Smith had lost his glasses in the wreck, so his eyes were not at their best. Maybe it was a combination of that, the darkness and his deep fatigue, he thought.
Yet something was very strange. The cattails were photograph-still as the fireman waded through them. The moonlight was strong here, and it showed the play of eddies in the water. A fish splashed, making a quivering ring. Moonlight danced on its dark surface.
But where the fireman was wading purposely out to sea, there was no disturbance of the surface. No ripples. No splashing.
And most strangely of all, no sound of splash or gurgle.
Smith felt a chill that had nothing to do with his ordeal.
His eyes may deceive him, but his hearing was perfectly reliable.
The fireman was moving through cattails that ignored him, water that failed to eddy or gurgle in response to his progress.
Crouching low, Smith watched the man.
He wasn't searching. He was moving in a direct line, toward open water. The back of his black slicker shone.

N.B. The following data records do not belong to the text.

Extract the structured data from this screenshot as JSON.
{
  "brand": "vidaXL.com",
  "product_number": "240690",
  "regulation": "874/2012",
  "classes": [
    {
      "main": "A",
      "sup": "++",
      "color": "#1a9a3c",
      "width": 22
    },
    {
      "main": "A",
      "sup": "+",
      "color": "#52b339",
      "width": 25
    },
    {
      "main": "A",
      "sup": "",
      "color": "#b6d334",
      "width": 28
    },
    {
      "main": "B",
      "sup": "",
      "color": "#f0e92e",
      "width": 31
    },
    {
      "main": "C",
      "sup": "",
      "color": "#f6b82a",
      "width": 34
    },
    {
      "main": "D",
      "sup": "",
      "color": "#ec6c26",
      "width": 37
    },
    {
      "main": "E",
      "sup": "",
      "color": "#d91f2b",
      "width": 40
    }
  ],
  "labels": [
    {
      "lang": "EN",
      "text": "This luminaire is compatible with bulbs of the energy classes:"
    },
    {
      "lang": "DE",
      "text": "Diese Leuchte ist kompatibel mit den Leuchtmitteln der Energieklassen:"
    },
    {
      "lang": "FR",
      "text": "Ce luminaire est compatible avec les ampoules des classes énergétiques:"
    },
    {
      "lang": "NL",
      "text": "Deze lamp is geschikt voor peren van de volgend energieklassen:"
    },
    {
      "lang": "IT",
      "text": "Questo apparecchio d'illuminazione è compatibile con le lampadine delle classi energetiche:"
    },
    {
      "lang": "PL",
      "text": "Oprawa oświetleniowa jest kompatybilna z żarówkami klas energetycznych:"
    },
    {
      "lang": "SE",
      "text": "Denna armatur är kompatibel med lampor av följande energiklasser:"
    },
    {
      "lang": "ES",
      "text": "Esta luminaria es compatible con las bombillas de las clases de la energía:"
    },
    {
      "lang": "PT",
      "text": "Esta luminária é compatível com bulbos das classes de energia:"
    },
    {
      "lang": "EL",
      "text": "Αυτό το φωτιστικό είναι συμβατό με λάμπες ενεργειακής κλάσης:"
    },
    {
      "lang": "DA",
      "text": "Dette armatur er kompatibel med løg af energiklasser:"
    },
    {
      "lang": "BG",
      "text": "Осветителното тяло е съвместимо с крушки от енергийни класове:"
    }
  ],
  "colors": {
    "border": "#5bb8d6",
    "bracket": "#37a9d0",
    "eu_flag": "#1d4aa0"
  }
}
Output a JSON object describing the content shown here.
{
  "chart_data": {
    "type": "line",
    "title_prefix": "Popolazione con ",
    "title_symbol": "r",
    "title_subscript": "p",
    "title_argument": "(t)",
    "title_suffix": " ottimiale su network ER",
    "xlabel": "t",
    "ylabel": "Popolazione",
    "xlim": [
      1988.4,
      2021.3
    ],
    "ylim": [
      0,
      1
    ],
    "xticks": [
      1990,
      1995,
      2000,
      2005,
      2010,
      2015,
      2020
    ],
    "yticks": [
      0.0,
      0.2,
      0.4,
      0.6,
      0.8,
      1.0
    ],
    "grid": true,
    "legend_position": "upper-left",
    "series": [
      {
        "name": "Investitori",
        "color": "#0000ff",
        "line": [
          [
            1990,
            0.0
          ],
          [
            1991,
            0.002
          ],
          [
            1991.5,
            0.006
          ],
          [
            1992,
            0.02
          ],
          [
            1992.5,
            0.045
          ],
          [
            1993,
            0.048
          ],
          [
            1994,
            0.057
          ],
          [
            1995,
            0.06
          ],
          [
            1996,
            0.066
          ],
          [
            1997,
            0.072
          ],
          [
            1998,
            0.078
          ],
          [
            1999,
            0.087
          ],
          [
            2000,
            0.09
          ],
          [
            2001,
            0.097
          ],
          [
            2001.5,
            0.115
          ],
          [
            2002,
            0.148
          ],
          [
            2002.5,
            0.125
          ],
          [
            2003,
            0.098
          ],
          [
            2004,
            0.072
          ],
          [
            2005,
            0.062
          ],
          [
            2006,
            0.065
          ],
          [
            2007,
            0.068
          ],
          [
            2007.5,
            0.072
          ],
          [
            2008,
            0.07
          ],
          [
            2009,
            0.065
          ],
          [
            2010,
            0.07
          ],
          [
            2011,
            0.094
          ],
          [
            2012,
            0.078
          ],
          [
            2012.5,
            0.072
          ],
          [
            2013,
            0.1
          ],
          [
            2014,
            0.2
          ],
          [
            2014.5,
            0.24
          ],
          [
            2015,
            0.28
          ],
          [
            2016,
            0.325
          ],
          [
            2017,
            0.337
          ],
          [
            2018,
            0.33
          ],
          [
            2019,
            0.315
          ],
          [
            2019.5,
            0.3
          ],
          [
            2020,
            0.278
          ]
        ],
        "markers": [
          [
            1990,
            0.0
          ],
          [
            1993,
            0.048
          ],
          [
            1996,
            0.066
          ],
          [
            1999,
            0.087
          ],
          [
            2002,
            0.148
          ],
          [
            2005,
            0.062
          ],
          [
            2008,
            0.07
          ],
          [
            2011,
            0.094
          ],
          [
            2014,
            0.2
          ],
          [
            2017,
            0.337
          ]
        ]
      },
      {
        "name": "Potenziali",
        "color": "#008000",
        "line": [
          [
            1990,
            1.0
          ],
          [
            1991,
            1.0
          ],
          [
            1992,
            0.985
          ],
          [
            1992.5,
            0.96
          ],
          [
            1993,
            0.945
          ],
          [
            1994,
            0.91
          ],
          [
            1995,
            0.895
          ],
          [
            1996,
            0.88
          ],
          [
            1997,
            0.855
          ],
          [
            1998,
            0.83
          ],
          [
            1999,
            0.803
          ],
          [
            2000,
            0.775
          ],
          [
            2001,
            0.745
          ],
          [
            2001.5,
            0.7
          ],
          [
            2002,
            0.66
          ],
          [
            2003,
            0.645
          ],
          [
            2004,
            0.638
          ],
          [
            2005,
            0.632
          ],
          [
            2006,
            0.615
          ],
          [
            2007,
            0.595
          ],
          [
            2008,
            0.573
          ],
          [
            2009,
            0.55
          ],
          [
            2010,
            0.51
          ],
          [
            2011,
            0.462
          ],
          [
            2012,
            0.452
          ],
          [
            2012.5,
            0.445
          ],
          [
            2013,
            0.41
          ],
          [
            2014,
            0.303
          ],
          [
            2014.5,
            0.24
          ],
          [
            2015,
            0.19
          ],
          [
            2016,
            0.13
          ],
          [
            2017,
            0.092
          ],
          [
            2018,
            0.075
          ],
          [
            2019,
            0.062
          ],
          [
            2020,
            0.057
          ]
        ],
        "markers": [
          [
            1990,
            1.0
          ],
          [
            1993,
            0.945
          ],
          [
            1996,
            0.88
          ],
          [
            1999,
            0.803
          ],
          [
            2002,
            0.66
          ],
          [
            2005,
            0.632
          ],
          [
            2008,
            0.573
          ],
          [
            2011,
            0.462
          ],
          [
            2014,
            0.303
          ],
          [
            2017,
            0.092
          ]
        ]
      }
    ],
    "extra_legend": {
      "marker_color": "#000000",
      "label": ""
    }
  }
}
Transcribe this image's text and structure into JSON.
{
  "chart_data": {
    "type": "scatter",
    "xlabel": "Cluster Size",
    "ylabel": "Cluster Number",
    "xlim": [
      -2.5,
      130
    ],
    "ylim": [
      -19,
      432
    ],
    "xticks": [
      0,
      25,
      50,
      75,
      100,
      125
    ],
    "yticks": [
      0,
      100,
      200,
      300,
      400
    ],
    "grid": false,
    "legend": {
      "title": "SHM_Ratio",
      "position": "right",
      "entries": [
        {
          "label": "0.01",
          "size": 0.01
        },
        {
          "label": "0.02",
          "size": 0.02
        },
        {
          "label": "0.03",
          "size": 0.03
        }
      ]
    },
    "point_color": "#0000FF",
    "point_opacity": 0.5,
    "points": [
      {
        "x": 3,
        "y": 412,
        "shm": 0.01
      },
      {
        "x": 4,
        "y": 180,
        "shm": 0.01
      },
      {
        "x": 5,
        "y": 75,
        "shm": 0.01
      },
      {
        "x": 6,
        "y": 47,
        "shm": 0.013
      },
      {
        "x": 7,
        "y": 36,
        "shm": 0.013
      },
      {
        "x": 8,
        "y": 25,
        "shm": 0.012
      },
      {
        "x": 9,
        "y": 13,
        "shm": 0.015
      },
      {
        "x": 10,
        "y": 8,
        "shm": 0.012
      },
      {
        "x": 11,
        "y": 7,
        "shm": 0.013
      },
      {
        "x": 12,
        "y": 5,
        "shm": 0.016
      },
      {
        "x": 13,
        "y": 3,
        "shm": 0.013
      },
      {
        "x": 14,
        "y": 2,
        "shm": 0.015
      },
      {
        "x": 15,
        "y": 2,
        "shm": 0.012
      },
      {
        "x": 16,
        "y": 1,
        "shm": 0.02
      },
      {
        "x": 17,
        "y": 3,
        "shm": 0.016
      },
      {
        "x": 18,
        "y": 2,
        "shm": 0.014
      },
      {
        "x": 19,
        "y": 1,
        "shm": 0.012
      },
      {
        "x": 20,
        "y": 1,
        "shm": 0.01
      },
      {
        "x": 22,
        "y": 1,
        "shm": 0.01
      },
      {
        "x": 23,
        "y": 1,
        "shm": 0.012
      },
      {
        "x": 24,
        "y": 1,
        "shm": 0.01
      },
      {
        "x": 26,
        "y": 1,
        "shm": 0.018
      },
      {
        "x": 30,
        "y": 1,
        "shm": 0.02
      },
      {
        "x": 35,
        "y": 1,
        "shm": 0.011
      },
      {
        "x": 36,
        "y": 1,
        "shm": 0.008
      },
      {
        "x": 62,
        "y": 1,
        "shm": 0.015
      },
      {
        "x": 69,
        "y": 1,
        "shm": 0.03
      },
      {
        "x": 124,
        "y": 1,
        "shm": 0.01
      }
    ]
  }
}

The back of his black fireman's helmet, with its scoop-shaped brim, reflected the shine of moonlight normally.
Nothing else about him was normal.
As Smith watched, mesmerized for reasons he could not process logically, the black shoulders were swallowed by the black water and still the man waded on.
The waterline crept up to the back of his neck, then the helmet brim, then the crown, and yet the fireman continued, unconcerned.
The top of the helmet became a black dome that traveled on, and Smith could see clearly that no bubbles of escaping air were breaking the surface.
The water failed to purl or corkscrew when the shrinking dome of the helmet was lost to sight.
"It should have purled," Smith muttered. "It did not."
His voice in the darkness was thin and hollow.
Smith watched for bubbles. There should be bubbles. If the man were drowning, his lungs should give up expelled gases. If he wore an oxygen mask, there would be bubbles.
There were no bubbles. There was just the placid water that had swallowed a wading fireman with complete and total soundlessness.
Harold Smith was a very logical man. It was his logic that spoke next.
"I do not believe in apparitions," said Smith in a voice that was firm yet troubled and held a hollow ring that only his wife would recognize as doubt.
Smith tore his eyes from the spot and continued on his way. Entering the water was out of the question. He had not the strength to rescue the fireman.
But he moved down to the waterline to examine the soft mud for footprints. He found a set moving toward the black lapping water, but they disappeared well short of where they should. The tracks simply stopped dead. Watching, Smith saw that the tide was going out. If it were coming in, the lapping wavelets would explain the erasure of tracks. But the water was receding, so there was no explanation.
Eyes lifting, Smith watched the water. A fish struck at something, then vanished. He saw no other bubbles of any kind.
Moving on, Harold Smith was hit by a sudden thought. Fire fighters wore fluorescent bands on their slickers. That man had none. Normally they carried bright yellow oxygen tanks slung over their backs. Smith had seen no oxygen tank.